Но в том же письме он говорил о планах на лето, предлагая нам изучить возможности волшебного фонаря, чтобы в Стормфилде можно было проводить библиотечные развлечения. Признаюсь, это письмо, несмотря на его легкий тон, вызвало у меня беспокойство, и у меня возникло искушение отплыть на Бермуды, чтобы забрать его домой. Три дня спустя он написал снова:
У меня было самое неприятное время за последние четыре дня с этой болью в груди, которая оказалась болезнью сердца, как я изначально подозревал. Новости из Нью-Йорка таковы, что небронхиальная погода наконец наступила там; поэтому, если я смогу привести свою грудную болезнь в состояние для путешествия, я, возможно, отплыву домой на неделю или две раньше, чем предполагалось.
Та же почта, что принесла это, принесла письмо от мистера Аллена, который откровенно заявил, что дела стали действительно очень серьезными. У мистера Клеменса были опасные приступы, и врачи считали его состояние критическим.
Эти письма прибыли 1 апреля. Я немедленно отправился в Нью-Йорк и отплыл на следующее утро. Перед отплытием я проконсультировался с доктором Квинтардом, который снабдил меня опиатами и проинструктировал по использованию подкожной иглы. Он также присоединился ко мне в отправке телеграммы Габриловичам, находившимся тогда в Италии, с советом отплыть без промедления.
CCXCII. ПУТЕШЕСТВИЕ ДОМОЙ
Я не посылал на Бермуды вестей о том, что еду, и когда на второе утро я прибыл в Гамильтон, я быстро сошел на берег с тендера и поспешил в Бэй-Хаус. Двери были открыты, как это обычно бывает на том летнем острове, и никого не было видно. Я был знаком с этим местом и, не стуча, прошел в комнату, которую занимал Марк Твен. Когда я вошел, я увидел, что он один, сидит в большом кресле, одетый в привычный халат.

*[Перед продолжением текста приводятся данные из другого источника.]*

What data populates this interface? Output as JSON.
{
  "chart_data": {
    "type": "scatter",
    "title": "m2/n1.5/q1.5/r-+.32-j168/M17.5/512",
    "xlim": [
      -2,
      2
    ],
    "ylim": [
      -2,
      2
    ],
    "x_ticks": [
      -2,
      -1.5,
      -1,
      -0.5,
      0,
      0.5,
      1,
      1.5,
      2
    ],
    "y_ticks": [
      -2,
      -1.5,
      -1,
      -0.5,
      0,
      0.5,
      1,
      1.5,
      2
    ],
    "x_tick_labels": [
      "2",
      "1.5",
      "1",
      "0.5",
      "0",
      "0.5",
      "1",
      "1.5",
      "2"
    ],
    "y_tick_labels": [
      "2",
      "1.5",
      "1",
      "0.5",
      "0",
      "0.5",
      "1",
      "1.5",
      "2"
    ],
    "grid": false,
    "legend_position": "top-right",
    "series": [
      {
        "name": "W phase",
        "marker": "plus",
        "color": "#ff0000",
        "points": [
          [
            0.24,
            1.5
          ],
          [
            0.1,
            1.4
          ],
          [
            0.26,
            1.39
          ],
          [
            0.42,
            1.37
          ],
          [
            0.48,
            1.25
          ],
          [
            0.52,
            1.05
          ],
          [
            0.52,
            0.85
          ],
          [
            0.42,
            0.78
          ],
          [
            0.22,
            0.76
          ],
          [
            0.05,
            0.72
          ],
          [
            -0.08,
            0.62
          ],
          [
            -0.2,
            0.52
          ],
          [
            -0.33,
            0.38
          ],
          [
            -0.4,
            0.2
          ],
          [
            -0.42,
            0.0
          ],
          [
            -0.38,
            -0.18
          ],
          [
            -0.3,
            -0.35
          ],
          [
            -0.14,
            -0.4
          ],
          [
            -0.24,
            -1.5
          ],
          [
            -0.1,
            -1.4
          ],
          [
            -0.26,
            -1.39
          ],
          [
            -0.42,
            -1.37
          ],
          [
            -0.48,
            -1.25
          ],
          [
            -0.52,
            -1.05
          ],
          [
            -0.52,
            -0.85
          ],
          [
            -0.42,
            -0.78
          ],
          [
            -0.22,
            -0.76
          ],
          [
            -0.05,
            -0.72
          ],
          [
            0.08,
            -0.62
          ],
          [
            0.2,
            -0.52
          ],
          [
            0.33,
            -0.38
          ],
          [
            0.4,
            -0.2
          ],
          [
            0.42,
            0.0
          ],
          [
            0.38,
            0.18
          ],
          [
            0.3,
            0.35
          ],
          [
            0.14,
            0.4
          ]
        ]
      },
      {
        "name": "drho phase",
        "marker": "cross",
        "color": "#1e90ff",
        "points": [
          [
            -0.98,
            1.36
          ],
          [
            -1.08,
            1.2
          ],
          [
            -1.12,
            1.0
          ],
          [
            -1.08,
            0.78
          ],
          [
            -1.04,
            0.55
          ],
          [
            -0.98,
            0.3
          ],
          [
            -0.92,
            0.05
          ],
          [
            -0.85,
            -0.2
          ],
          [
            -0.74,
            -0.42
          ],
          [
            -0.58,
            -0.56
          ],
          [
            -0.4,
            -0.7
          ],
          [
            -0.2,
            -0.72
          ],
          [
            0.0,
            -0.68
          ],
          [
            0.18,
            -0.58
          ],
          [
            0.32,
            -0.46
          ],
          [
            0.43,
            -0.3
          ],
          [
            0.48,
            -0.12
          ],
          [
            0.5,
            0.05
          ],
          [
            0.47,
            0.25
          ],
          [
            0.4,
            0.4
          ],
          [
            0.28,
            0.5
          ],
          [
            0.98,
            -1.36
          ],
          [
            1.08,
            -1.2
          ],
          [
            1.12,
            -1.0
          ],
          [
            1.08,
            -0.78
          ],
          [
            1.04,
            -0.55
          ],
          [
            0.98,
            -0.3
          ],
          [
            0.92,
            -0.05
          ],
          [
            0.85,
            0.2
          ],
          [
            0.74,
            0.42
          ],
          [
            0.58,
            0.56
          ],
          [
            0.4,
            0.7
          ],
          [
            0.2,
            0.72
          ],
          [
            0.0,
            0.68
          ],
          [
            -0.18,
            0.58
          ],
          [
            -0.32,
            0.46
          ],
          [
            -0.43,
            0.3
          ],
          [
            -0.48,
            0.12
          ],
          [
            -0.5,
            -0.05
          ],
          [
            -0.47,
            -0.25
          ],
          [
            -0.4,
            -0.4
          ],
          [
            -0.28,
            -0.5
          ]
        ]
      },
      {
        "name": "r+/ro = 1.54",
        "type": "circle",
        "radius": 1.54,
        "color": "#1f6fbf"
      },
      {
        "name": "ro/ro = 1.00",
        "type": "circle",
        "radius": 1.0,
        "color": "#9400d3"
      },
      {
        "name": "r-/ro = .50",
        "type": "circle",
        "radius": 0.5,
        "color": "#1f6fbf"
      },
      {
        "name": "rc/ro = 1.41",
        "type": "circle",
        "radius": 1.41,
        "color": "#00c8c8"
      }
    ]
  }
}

Бэй-Хаус стоит на воде, и утренний свет, отражавшийся в окне, имел необычное качество. Он еще не был побрит, и казался неестественно бледным и серым; конечно, он стал намного худее. Я был слишком поражен на мгновение, чтобы что-то сказать. Когда он повернулся и увидел меня, он казался немного ошеломленным.
— Почему, — сказал он, протягивая руку, — вы не сказали нам, что едете.
— Нет, — сказал я, — это довольно внезапно. Мне не очень понравилось, как звучали ваши последние письма.
— Но они не были серьезными, — протестовал он. — Вам не следовало приезжать из-за меня.
Тогда я сказал, что приехал по своей собственной причине; что почувствовал потребность в отдыхе и решил заскочить и вернуться домой вместе с ним.
— Это — очень — хорошо, — сказал он в своей медленной, мягкой манере. — Теперь я рад вас видеть.
Принесли его завтрак, и он ел с аппетитом.
Когда его побрили и свежо подперли подушками, мне показалось, в конце концов, что я, должно быть, ошибся, думая, что он так изменился. Конечно, он стал худее, но цвет лица был хорошим, глаза блестели; у него не было вида человека, чья жизнь, как считалось, находится в опасности. Он рассказал мне тогда о свирепых приступах, через которые прошел, как боли разрывали его, и как необходимо было делать подкожные инъекции, которые он забавно называл «гипнотическими предписаниями» и «подкожными применениями», и он находил в этом юмор, как, конечно, должен был, даже если бы Смерть стояла там лично.